October 24, 2022

OAWeek 2022: Managing Virtual and Hybrid Meetings


Welcome to International Open Access Week, 2022 edition! Last year, we discussed the vision of a distributed research organization. This year, we will explore this theme a bit further. One aspect of distributed organizations is the need to work both synchronously and asynchronously. This brings the real-world experience closer to the collaborator without the travel, carbon emissions, or expense of being at a centralized institute. As our collaborators live in many time zones and have different lifestyles, it is important to capture their full attention in different ways. 

One way this is done is through the live attendance and replay of group meetings. The Orthogonal Research and Education Lab (OREL) offers a number of regular topical meetings, in addition to a general meeting on Saturdays, that engages collaborators from all over the world using a number of different pedagogical and technological techniques. 

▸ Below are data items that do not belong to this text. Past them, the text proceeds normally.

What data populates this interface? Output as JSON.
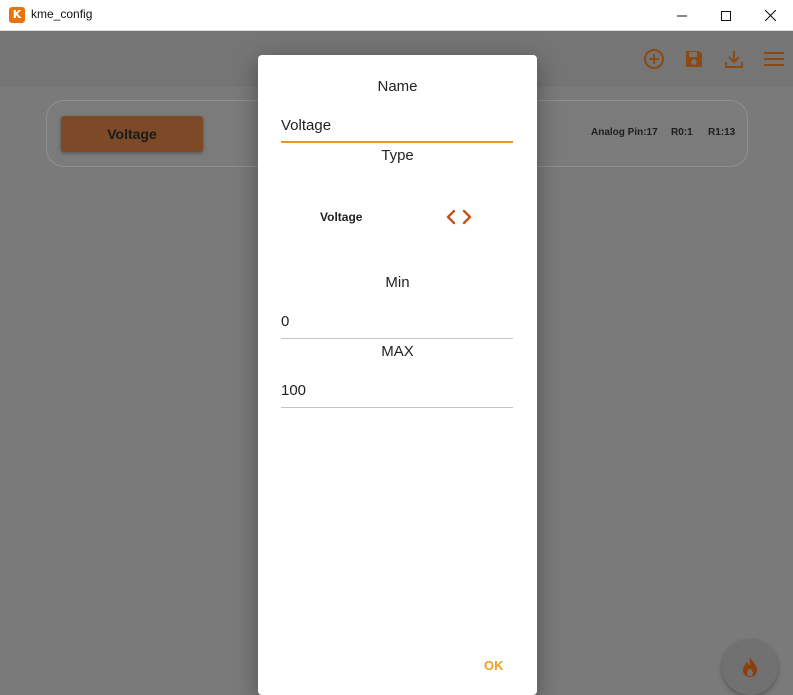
{
  "window": {
    "title": "kme_config",
    "app_icon_letter": "K"
  },
  "toolbar": {
    "icons": [
      "add-circle-icon",
      "save-icon",
      "download-icon",
      "menu-icon"
    ],
    "accent_color": "#b85a12"
  },
  "card": {
    "button_label": "Voltage",
    "analog_pin": "Analog Pin:17",
    "r0": "R0:1",
    "r1": "R1:13"
  },
  "dialog": {
    "name_label": "Name",
    "name_value": "Voltage",
    "type_label": "Type",
    "type_value": "Voltage",
    "min_label": "Min",
    "min_value": "0",
    "max_label": "MAX",
    "max_value": "100",
    "ok_label": "OK",
    "active_color": "#e8981e",
    "ok_color": "#f0a020"
  },
  "fab": {
    "icon": "flame-icon"
  }
}
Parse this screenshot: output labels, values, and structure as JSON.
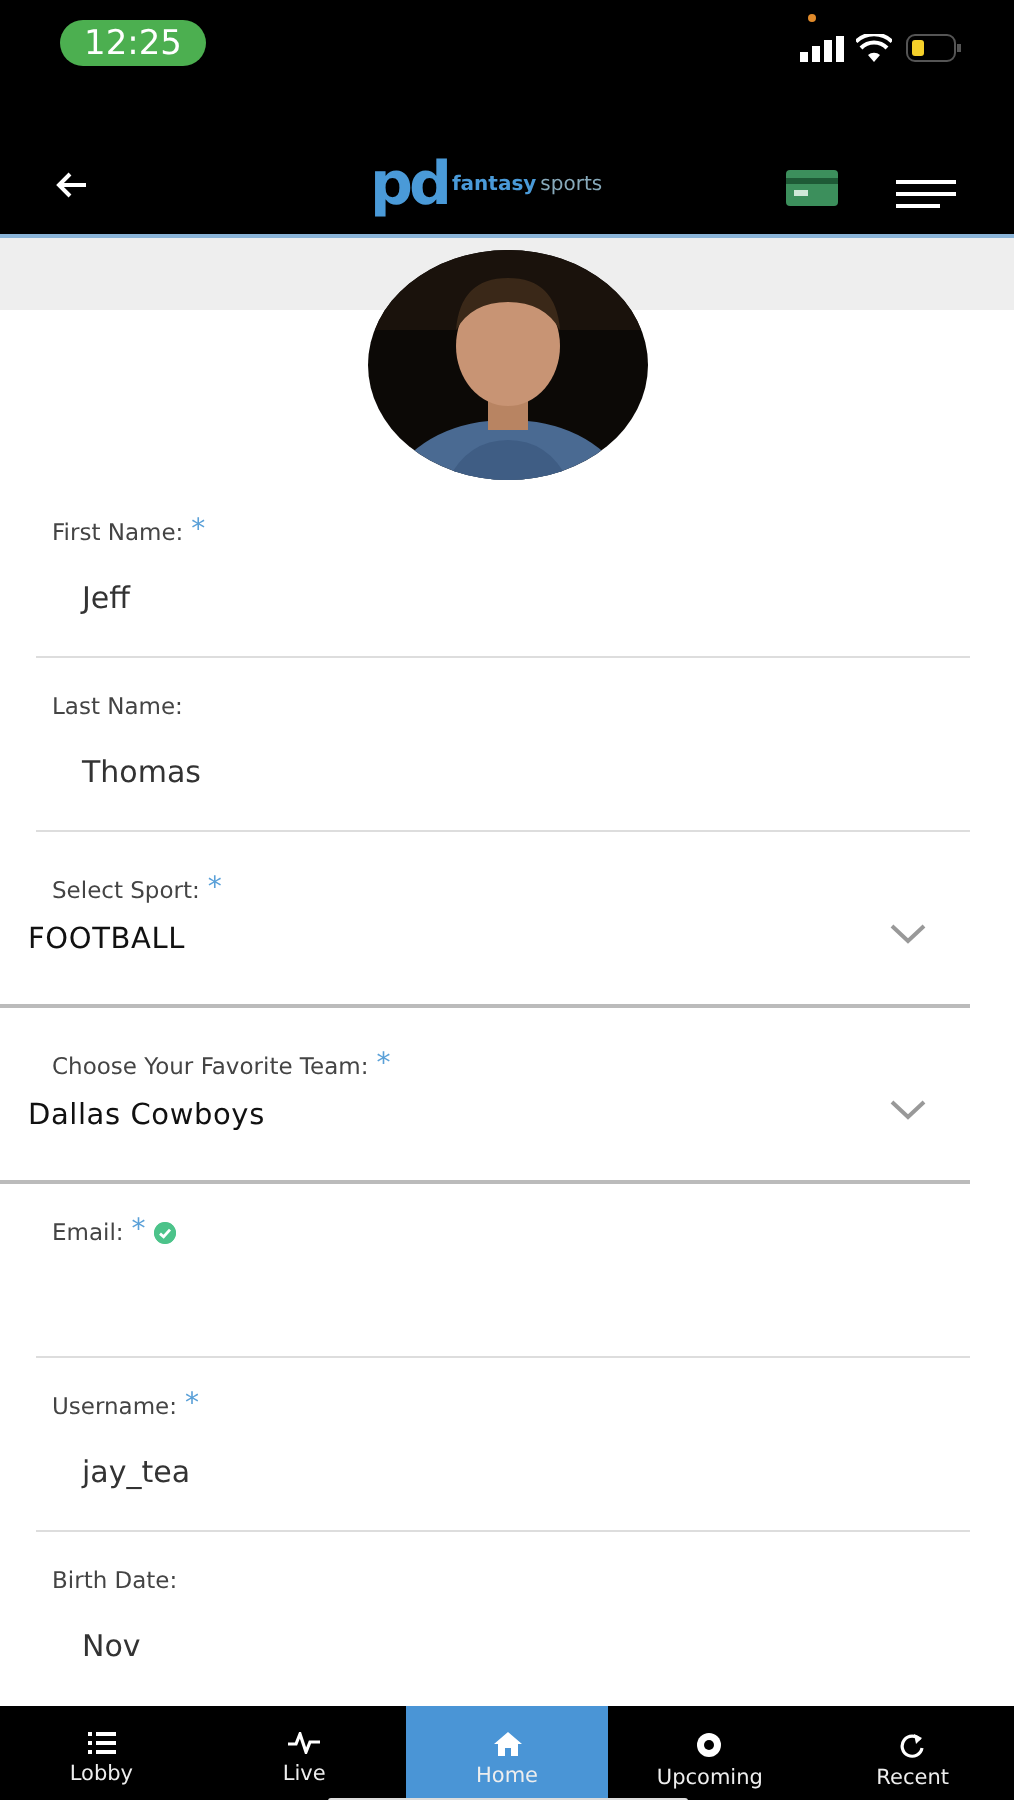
{
  "status_bar": {
    "time": "12:25"
  },
  "header": {
    "logo": {
      "mark": "pd",
      "word_1": "fantasy",
      "word_2": "sports"
    }
  },
  "fields": [
    {
      "kind": "text",
      "label": "First Name:",
      "required_mark": "*",
      "value": "Jeff"
    },
    {
      "kind": "text",
      "label": "Last Name:",
      "value": "Thomas"
    },
    {
      "kind": "select",
      "label": "Select Sport:",
      "required_mark": "*",
      "value": "FOOTBALL"
    },
    {
      "kind": "select",
      "label": "Choose Your Favorite Team:",
      "required_mark": "*",
      "value": "Dallas Cowboys"
    },
    {
      "kind": "text",
      "label": "Email:",
      "required_mark": "*",
      "verified": true
    },
    {
      "kind": "text",
      "label": "Username:",
      "required_mark": "*",
      "value": "jay_tea"
    },
    {
      "kind": "date",
      "label": "Birth Date:",
      "value": "Nov"
    }
  ],
  "tabs": [
    {
      "label": "Lobby",
      "selected": false
    },
    {
      "label": "Live",
      "selected": false
    },
    {
      "label": "Home",
      "selected": true
    },
    {
      "label": "Upcoming",
      "selected": false
    },
    {
      "label": "Recent",
      "selected": false
    }
  ]
}
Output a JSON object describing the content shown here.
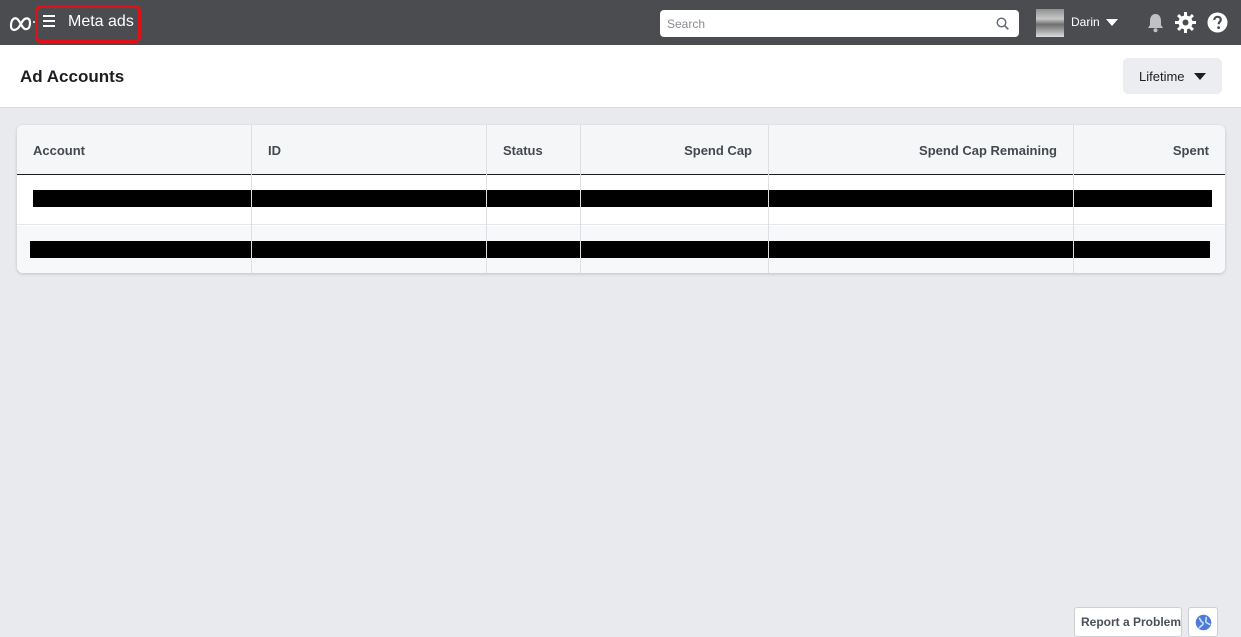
{
  "topbar": {
    "brand_title": "Meta ads",
    "search_placeholder": "Search",
    "user_name": "Darin",
    "icons": [
      "meta-logo-icon",
      "menu-icon",
      "search-icon",
      "chevron-down-icon",
      "bell-icon",
      "gear-icon",
      "help-icon"
    ]
  },
  "header": {
    "page_title": "Ad Accounts",
    "date_range": "Lifetime"
  },
  "table": {
    "columns": [
      "Account",
      "ID",
      "Status",
      "Spend Cap",
      "Spend Cap Remaining",
      "Spent"
    ],
    "rows": [
      {
        "redacted": true
      },
      {
        "redacted": true
      }
    ]
  },
  "footer": {
    "report_label": "Report a Problem",
    "globe_icon": "globe-icon"
  },
  "colors": {
    "topbar_bg": "#4b4c4f",
    "highlight_border": "#e0101a",
    "page_bg": "#e9eaed"
  }
}
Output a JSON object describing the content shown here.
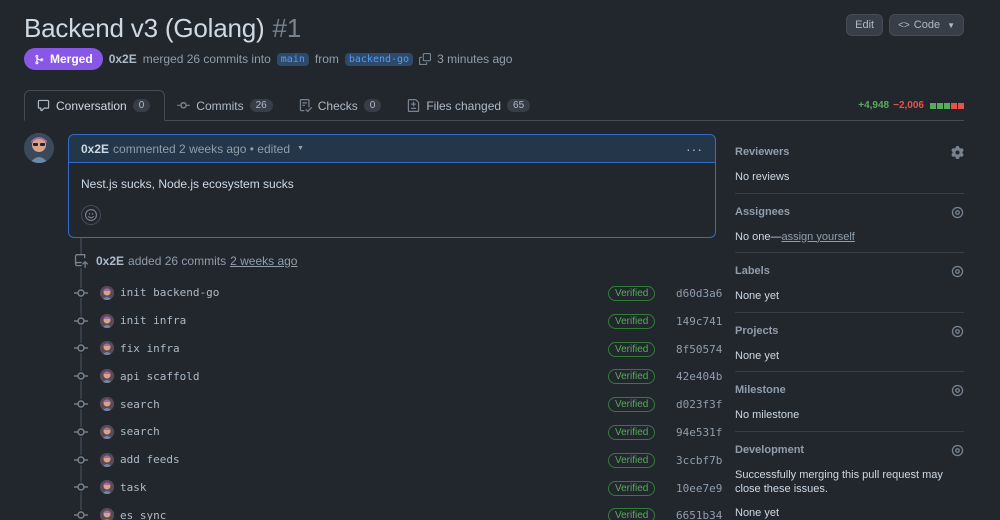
{
  "header": {
    "title": "Backend v3 (Golang)",
    "number": "#1",
    "edit_label": "Edit",
    "code_label": "Code"
  },
  "meta": {
    "status": "Merged",
    "author": "0x2E",
    "merged_text": "merged 26 commits into",
    "base_branch": "main",
    "from_text": "from",
    "head_branch": "backend-go",
    "time": "3 minutes ago"
  },
  "tabs": [
    {
      "label": "Conversation",
      "count": "0"
    },
    {
      "label": "Commits",
      "count": "26"
    },
    {
      "label": "Checks",
      "count": "0"
    },
    {
      "label": "Files changed",
      "count": "65"
    }
  ],
  "diffstat": {
    "additions": "+4,948",
    "deletions": "−2,006",
    "colors": [
      "#57ab5a",
      "#57ab5a",
      "#57ab5a",
      "#e5534b",
      "#e5534b"
    ]
  },
  "comment": {
    "author": "0x2E",
    "meta": "commented 2 weeks ago • edited",
    "body": "Nest.js sucks, Node.js ecosystem sucks"
  },
  "commits_event": {
    "author": "0x2E",
    "text": "added 26 commits",
    "time": "2 weeks ago"
  },
  "commits": [
    {
      "message": "init backend-go",
      "badge": "Verified",
      "sha": "d60d3a6"
    },
    {
      "message": "init infra",
      "badge": "Verified",
      "sha": "149c741"
    },
    {
      "message": "fix infra",
      "badge": "Verified",
      "sha": "8f50574"
    },
    {
      "message": "api scaffold",
      "badge": "Verified",
      "sha": "42e404b"
    },
    {
      "message": "search",
      "badge": "Verified",
      "sha": "d023f3f"
    },
    {
      "message": "search",
      "badge": "Verified",
      "sha": "94e531f"
    },
    {
      "message": "add feeds",
      "badge": "Verified",
      "sha": "3ccbf7b"
    },
    {
      "message": "task",
      "badge": "Verified",
      "sha": "10ee7e9"
    },
    {
      "message": "es sync",
      "badge": "Verified",
      "sha": "6651b34"
    }
  ],
  "sidebar": {
    "reviewers": {
      "title": "Reviewers",
      "value": "No reviews"
    },
    "assignees": {
      "title": "Assignees",
      "prefix": "No one—",
      "link": "assign yourself"
    },
    "labels": {
      "title": "Labels",
      "value": "None yet"
    },
    "projects": {
      "title": "Projects",
      "value": "None yet"
    },
    "milestone": {
      "title": "Milestone",
      "value": "No milestone"
    },
    "development": {
      "title": "Development",
      "text": "Successfully merging this pull request may close these issues.",
      "value": "None yet"
    }
  }
}
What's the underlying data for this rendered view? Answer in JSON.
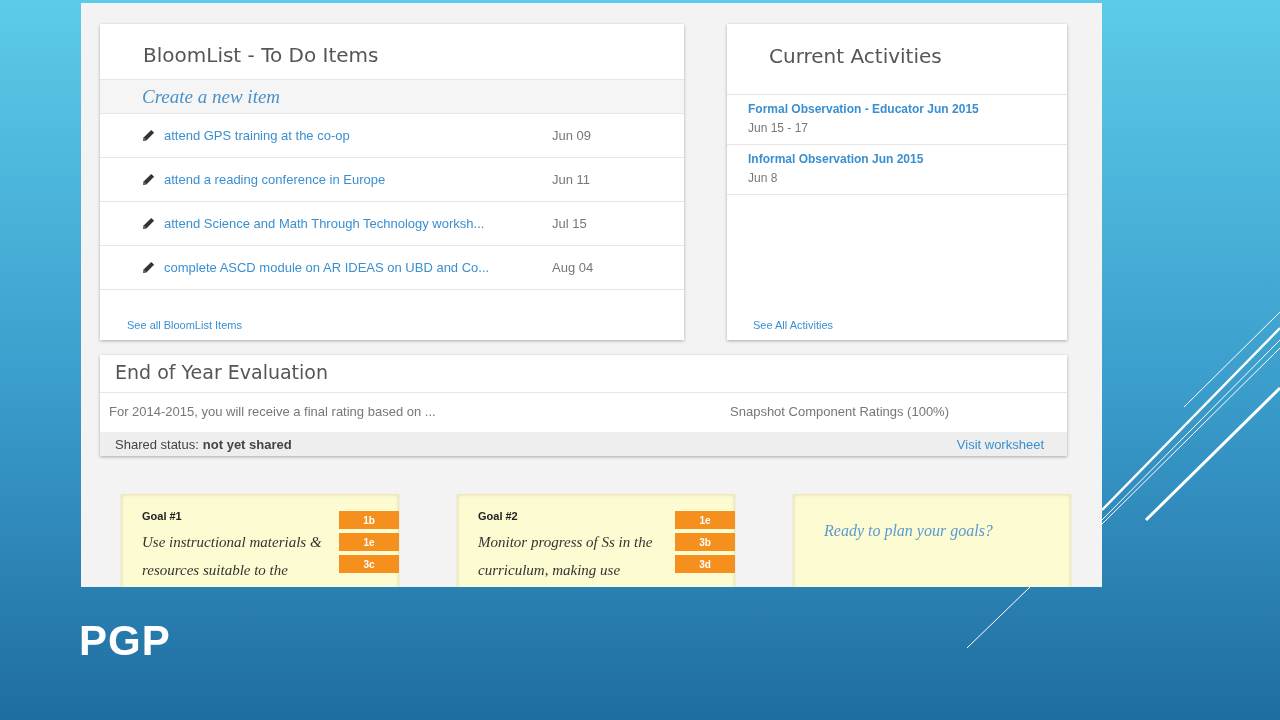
{
  "slide": {
    "title": "PGP"
  },
  "bloomlist": {
    "title": "BloomList - To Do Items",
    "create_link": "Create a new item",
    "items": [
      {
        "text": "attend GPS training at the co-op",
        "date": "Jun 09"
      },
      {
        "text": "attend a reading conference in Europe",
        "date": "Jun 11"
      },
      {
        "text": "attend Science and Math Through Technology worksh...",
        "date": "Jul 15"
      },
      {
        "text": "complete ASCD module on AR IDEAS on UBD and Co...",
        "date": "Aug 04"
      }
    ],
    "footer_link": "See all BloomList Items"
  },
  "activities": {
    "title": "Current Activities",
    "items": [
      {
        "title": "Formal Observation - Educator Jun 2015",
        "dates": "Jun 15 - 17"
      },
      {
        "title": "Informal Observation Jun 2015",
        "dates": "Jun 8"
      }
    ],
    "footer_link": "See All Activities"
  },
  "evaluation": {
    "title": "End of Year Evaluation",
    "description": "For 2014-2015, you will receive a final rating based on ...",
    "ratings": "Snapshot Component Ratings (100%)",
    "status_label": "Shared status:",
    "status_value": "not yet shared",
    "worksheet_link": "Visit worksheet"
  },
  "goals": [
    {
      "kind": "goal",
      "label": "Goal #1",
      "text": "Use instructional materials & resources suitable to the",
      "tags": [
        "1b",
        "1e",
        "3c"
      ]
    },
    {
      "kind": "goal",
      "label": "Goal #2",
      "text": "Monitor progress of Ss in the curriculum, making use",
      "tags": [
        "1e",
        "3b",
        "3d"
      ]
    },
    {
      "kind": "prompt",
      "text": "Ready to plan your goals?"
    }
  ]
}
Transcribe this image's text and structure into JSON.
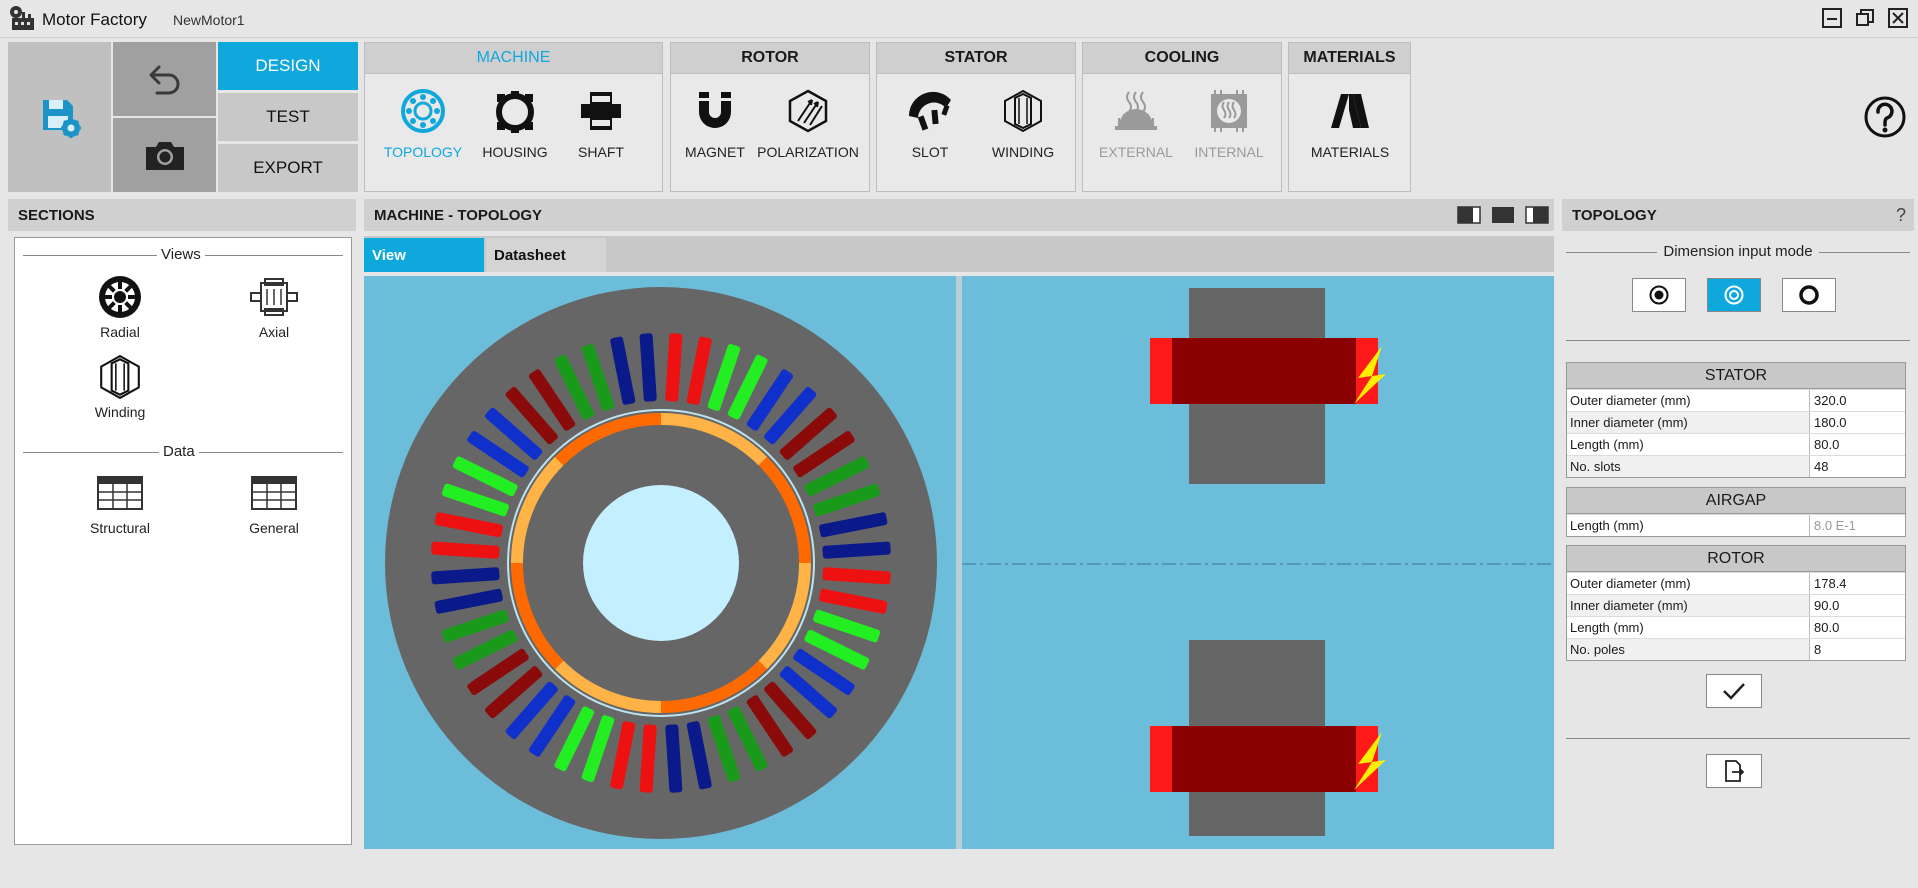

An example of a virtual distributed meeting with collaborators dropping in from different parts of the globe.

An open meeting has a number of moving parts that need to be thoughtfully considered to ensure success. The first of these is choosing a meeting platform. OREL has found success with Jitsi, as it is lightweight and free to use (open source). While Jitsi can be used as a service, installing it on your own server opens up its many customizable features. Jitsi even works with Virtual Reality, with interactions between the 2-D meeting world and immersive 3-D being available in the Wolvic browser and Meta Quest casting option.





Sample scenes from screensharing within Meta Quest and the casting option.

Secondly, programming the meeting is a non-trivial detail that can make the most of your time. For our Saturday Morning NeuroSim meetings, we have settled on the following format: updates, light features, discussion, open collaboration, and finally, papers of the week. Agenda-setting should be flexible with respect to your attendee's availability. Not everyone can make an entire meeting, so allowing them to "drop into" participation is encouraged. 

Notetaking and live feeds are also good for augmenting our meetings. The OREL Lab Manager (Jesse Parent) We use notetaking tools such as Obsidian and Notion with allied feeds (Slack and Discord) for coordinating the various fragments of ideas and themes that emerge during meeting time. Feed technology is also good for sharing papers, and the vision of a stream feed is key to realizing the multimedia aspect of real-time meeting immersion, even when attendees are asynchronous.     



Different types of notetaking and stream feeding within a meeting (from the Cognition Futures Reading Group).

As a tool for participatory engagement, this can be done in a number of different ways. Lead by Daniel Ari Friedman and Bleu Knight, the Active Inference Institute has taken the route of invited livestreams and summary podcasts. These materials introduce collaborators to difficult academic concepts while making them more accessible. While YouTube has options for live streaming, it is not always the best option. I use OBS Studio (free and open source) to compose a desktop recording and edit before making it public. 

Recorded meetings are also good for coding demos, particularly when they do not go as planned. One can either prepare a recording in advance to include in the meeting recording or strip the demo down to a minimal approach using a CoLab notebook. This reduces the friction of failed screenshares and execution errors, while also easing the burden of performing in front of a group.



Coding demos from a recent Saturday Morning NeuroSim meeting.

But completely virtual experiences are not the only option for bringing people together from around the world. OREL has been experimenting with hybrid meetings. This type of meeting brings the ethos of virtual meetings to more traditional in-person meetings. This enables more inclusive participation from distant geographical points. Last Spring, we experimented with our own virtual meeting experience at the New York Celebration of Women in Computing (NYCWiC), hosted live at Fort William Henry, NY. The hybrid session "Frontiers in Data Privacy and Tech Ethics" featured a buffet of topics on AI and technology ethics. Soem of the participants were live, while others were virtual (recorded or located in different parts of the globe). For this type of meeting, experimenting with ways to optimize live/virtual synchronization and media capture quality are essential. We plan to experiment with this more in the near future. 



Virtual (top) and in-person (bottom) components of the session.